Thursday 31 October 2013

Five books that changed my life: 2. Messy Spirituality

Ten years ago today, I woke to the news that Mike Yaconelli had died in a car accident.  Just a month earlier, I had the privilege of spending a weekend with Mike when he was keynote speaker at the Church of Scotland's National Youth Assembly.  Mike was the founder and greatest critic of modern youth ministry, a Bible college drop-out, pastor to what he described as the "slowest growing church in North America" and the author of the second book that changed my life...

2. Messy Spirituality, by Mike Yaconelli

When I was 14, I started going to church.  One of the best and worst thing I discovered was that it was a place packed with fantastic people: great because they were so kind and loving, but bad because they all seemed so perfect - so holy - that my life looked so flawed and imperfect by comparison.  It was like driving a beat-up Austin Allegro amidst a sea of brand new Aston Martins.

No one ever said or did anything to make me think that, it was just how things felt.  After a few years of feeling like this, I was getting close to giving up on Christianity because I was never going to attain that high standard.  I've always been used to passing things, but it seemed that as a follower of Jesus, I was doomed to fail.

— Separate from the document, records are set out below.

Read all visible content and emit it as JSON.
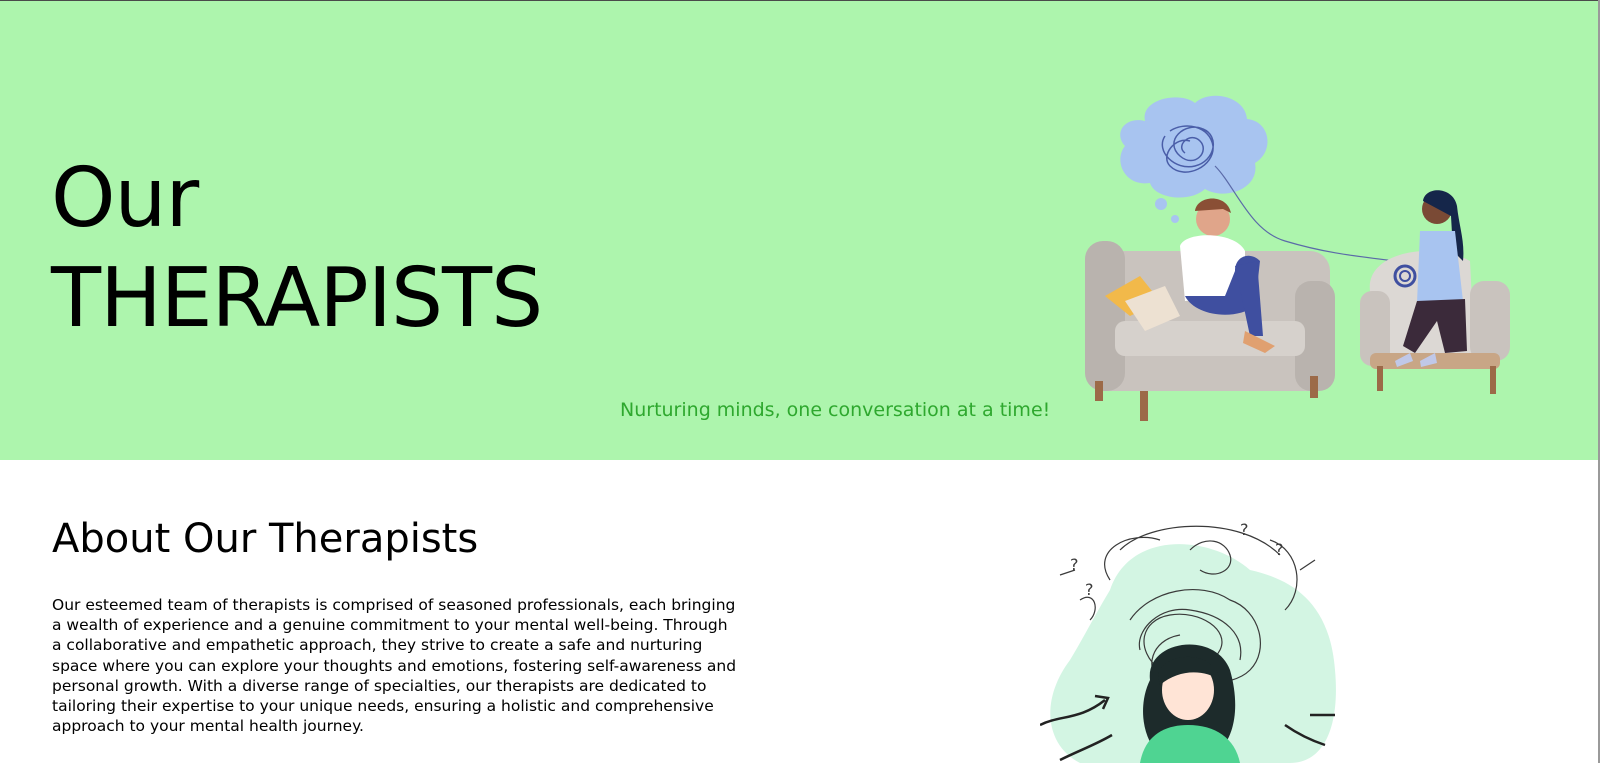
{
  "hero": {
    "title_line1": "Our",
    "title_line2": "THERAPISTS",
    "tagline": "Nurturing minds, one conversation at a time!"
  },
  "about": {
    "title": "About Our Therapists",
    "body": "Our esteemed team of therapists is comprised of seasoned professionals, each bringing a wealth of experience and a genuine commitment to your mental well-being. Through a collaborative and empathetic approach, they strive to create a safe and nurturing space where you can explore your thoughts and emotions, fostering self-awareness and personal growth. With a diverse range of specialties, our therapists are dedicated to tailoring their expertise to your unique needs, ensuring a holistic and comprehensive approach to your mental health journey."
  },
  "colors": {
    "hero_background": "#adf5ad",
    "tagline": "#2ea82e",
    "text": "#000000"
  },
  "illustrations": {
    "hero": "therapy-session-illustration",
    "about": "anxious-woman-illustration"
  }
}
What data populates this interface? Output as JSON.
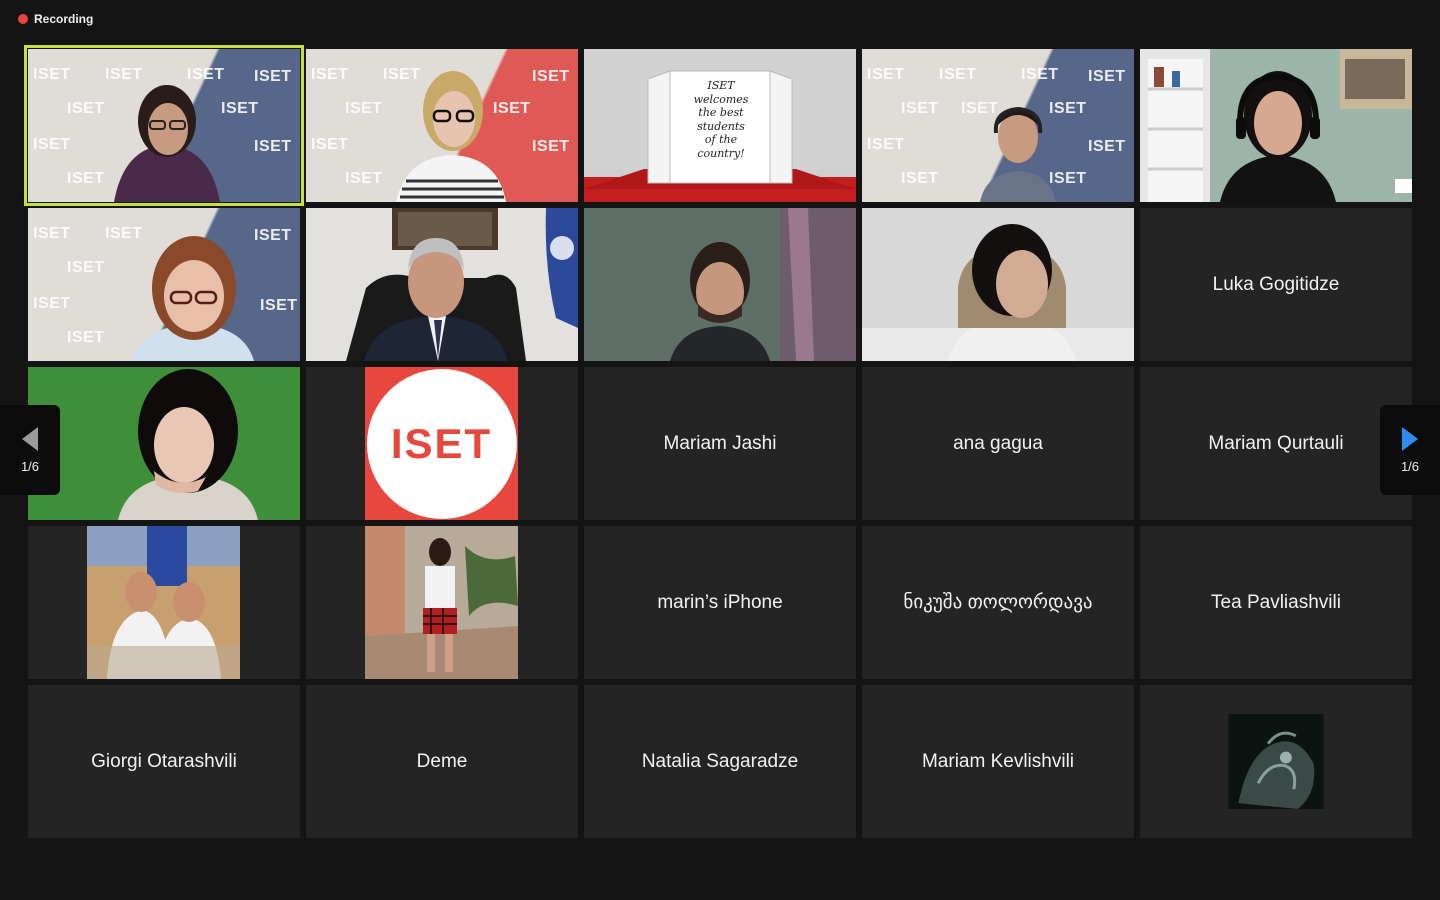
{
  "recording": {
    "label": "Recording",
    "color": "#e8453c"
  },
  "pager": {
    "left_page": "1/6",
    "right_page": "1/6"
  },
  "watermark": "ISET",
  "door_note": [
    "ISET",
    "welcomes",
    "the best",
    "students",
    "of the",
    "country!"
  ],
  "logo_text": "ISET",
  "accent": {
    "active_speaker": "#c8e03c",
    "next_arrow": "#2d8cf0"
  },
  "names": {
    "luka": "Luka Gogitidze",
    "mariam_jashi": "Mariam Jashi",
    "ana": "ana gagua",
    "mariam_qurtauli": "Mariam Qurtauli",
    "marin": "marin’s iPhone",
    "nikusha": "ნიკუშა თოლორდავა",
    "tea": "Tea Pavliashvili",
    "giorgi": "Giorgi Otarashvili",
    "deme": "Deme",
    "natalia": "Natalia Sagaradze",
    "mariam_kevlishvili": "Mariam Kevlishvili"
  }
}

Enter Mike Yaconelli.  When I met Mike, I was 16 and he was 61.  He introduced himself saying, "Hello.  I'm Mike, and I'm a mess" and spent the next four days speaking about what he called "Messy Spirituality", his contention that our messed-up, scattered, complicated lives are the very place we encounter God.
"Sadly, 'spiritual' has most commonly come to mean people who pray all day long, read their Bibles constantly, never get angry or rattled, possess spiritual powers and have the inside track to God... but what about the rest of us?"  (Messy Spirituality, Mike Yaconelli, Hodder & Stoughton 2001)
It's this "rest of us" that Mike addresses in his book Messy Spirituality.  He contends that God chooses "messy" people - "inconsistent messy, up-and-down messy, in-and-out messy, now-I-believe-now-I-don't messy" people.  People like Noah, David, Abraham, Lot, Saul, Solomon, Rahab, Sarah.  People like me.  Far from making me a failure, Messy Spirituality claims that unfinishedness, incompetence and oddness are the hallmarks of discipleship.  After all, as Mike said, "Christianity isn't about staying within the lines: it's about the joy of colouring."  If any of that affronts you, comforts you or intrigues you, read the book.  In fact, even if it doesn't, read the book anyway.  You won't regret it.

It's impossible to understate the impact that my short encounter with Mike Yaconelli and the book Messy Spirituality had on my life.  For the first time, they spoke to me of God as I understood God.  For the first time, I prayed honestly, rather than saying the churchy things I thought I was supposed to.  For the first time, rather than walking away, I began to wonder if maybe God was calling me to share my messy spirituality with others.

Ten years later, I'm still a mess.  I'm still up-and-down, in-and-out, now-I-believe-now-I-don't.  I'm still unfinished, incompetent and odd.  And I'm still a disciple.  A messy disciple.